Fugue. Page 144, la lampe qui éclaire le bureau d’Abram Terz (pseudonyme d’Andréï Siniavski) de retour du goulag en 1971, projette une lumière faible et parcimonieuse, qui fait penser à la lumière de l’atelier du peintre selon Svetlana Alpers, qui permet de mener sur les objets des expériences impossibles à mener dans la lumière extérieure universelle, ce qui fait penser à l’atelier d’écriture où s’est retiré Robert Walser, qui n’écrivait qu’au crayon, ce qui fait songer aux huit mètres carrés où écrivait Krzyzanowski (et au cabinet de Nabokov, — pourquoi pas ?), ainsi qu’à Saint Augustin, qui perdait son temps à observer un caméléon, confesse-t-il au Vème siècle après J. C., au lieu d’écrire ses Confessions dans son bureau, un peu comme Flaubert qui observait des poissons rouges, confie-t-il à George Sand, quand il n’écrivait pas, car l’atelier est un lieu d’attention flottante, et ce n’est pas Sei Shonagon qui dira le contraire, pas plus que Gogol, qui a écrit dans La Brouille des deux Ivan « et le rai de soleil qui s’infiltrait par l’oculus percé dans le volet / dessinait en frappant la paroi [etc.] » Lumineux, non ?

 

Conclusion. Selon moi, le plus intrigant du livre de Pierre Senges est qu’il fait ce qu’il dirait, s’il n’avait pas tant de peine à le dire.

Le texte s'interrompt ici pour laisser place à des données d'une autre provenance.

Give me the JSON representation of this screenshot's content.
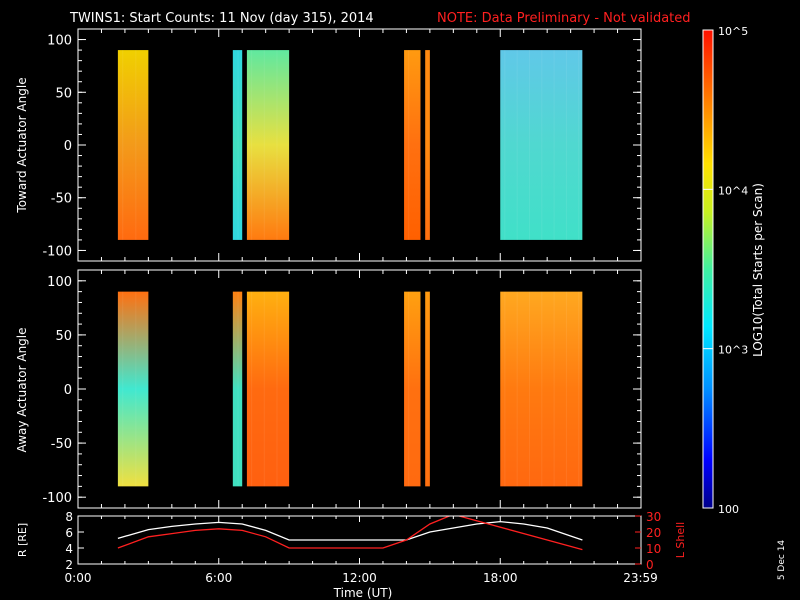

Ce qu’il peine à dire, en substance, c’est premièrement, que l’imagination est une puissance magnifique sans laquelle la littérature serait peu de chose ; deuxièmement, qu’à porter l’imagination à son degré le plus haut (au-delà de la réalité ou contre elle), la littérature gagne une liberté qui l’affranchit de la morale ordinaire et du bon sens (qui est mauvais) ; troisièmement que la vie des littérateurs qui font ce genre de littérature offre bien des détails qui symbolisent leur liberté esthétique (Robert Walser écrivait au crayon, Pouchkine aimait les jeux de cartes, Szentkuthy, comme Jean Paul, avait de l’appétit pour la totalité ; « Flaubert vouait au détail un amour exclusif et jaloux », etc.) Or ce que peine à dire Pierre Senges, il le fait dans son livre : en imaginant des liaisons entre tous les héros qu’il imaginarise, en s’affranchissant allègrement des règles de la vraisemblance historique et de la science des textes, et en inventant des symboles pour les liaisons qu’il a imaginées, — en fabriquant, en somme, de la littérature fantastico-comique sur la littérature des autres. À mon goût, le livre pèche par trois défauts : d’abord, son primesaut garde trop de sérieux (par trop de dévotion culturelle) ; ensuite, son érudition fatigue (pourquoi ne pas faire plutôt une littérature fantastico-comique de premier degré, sans cette foule de dieux tutélaires à gloser éternellement ?) ; enfin, le manque de concept rend arbitraires presque tous les rapprochements qu’il propose, sa poésie de la culture sonne le creux. Ça brille tout le temps, ça n’éclaire jamais.